ロベルがパラディアで引き合わされたうちの一人に、バレリーという男がいた。
話しているうちに、バレリーは自分がモントロー公爵家の傍系筋、カミユ子爵家の三男だと打ち明けてくれた。
三男という爵位を継げる当てもない、先行き怪しい立場のバレリーは、一見して遊び人という風体をしていた。見かけ通りに口も軽く、酒が入っても入らなくても、へらへらとよくしゃべる男だ。
しかもいささか分別に欠けるところがあり、相手を選ばねばならない話題も、人を択ばず平然と口にする性質らしい。

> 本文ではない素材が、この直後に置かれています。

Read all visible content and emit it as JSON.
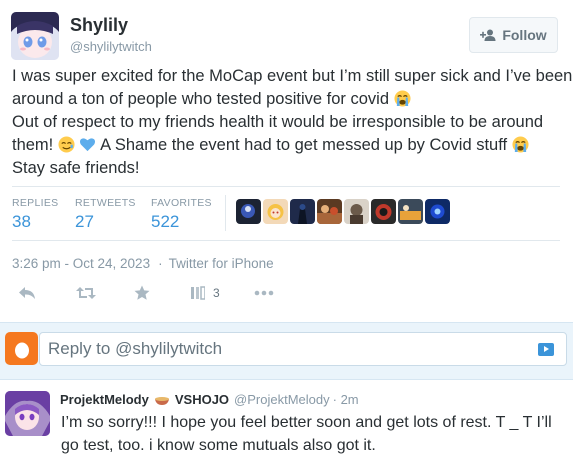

「ロベルの元婚約者って、今、モントロー公爵の婚約者に納まってるサルグミン家の娘だろう? その娘も気の毒だよな。お前との婚約を格下の女に奪われたと思ったら、その次があの冷血公爵だなんてな。公爵とはおそらく、政略結婚というより、契約結婚だろうな」
「ディアが契約結婚……? どうして?」
「だって、お若い公爵様は、未婚のままでは爵位継承を認めないと、家門のうるさい老人たちに散々責め立てられていたからな。でも、公爵についての噂のせいで、家格の釣り合うご令嬢たちからは軒並み断られた。そこで仕方なく、誰でもいいから、ってことで声をかけられたのが、サルグミン嬢、ってわけさ。彼女は、お前との婚約がなくなって傷心でいるところを、公爵にうまくつけ込まれた、って話だよ。契約結婚で、家門内の地固めが済んだら、そこで離婚、はい、さよなら、ってことだろうさ」
「そんな……」
公爵が、家門内での自分の地位を固めるためだけの婚姻。
ディアは、ロベルの知らないうちに、とんでもないことに巻き込まれていたのだ。
「ほんと、可哀そうなご令嬢だよ。実は僕の父、カミユ子爵は、今のところ現公爵を認めない立場を取っていてね。爵位のためだけの婚約なんて、なくなればいい、って思っているんだよね。だって、サルグミン嬢にも気の毒だろ?」
そう言って含み笑いしたバレリーを、ロベルは思い出した。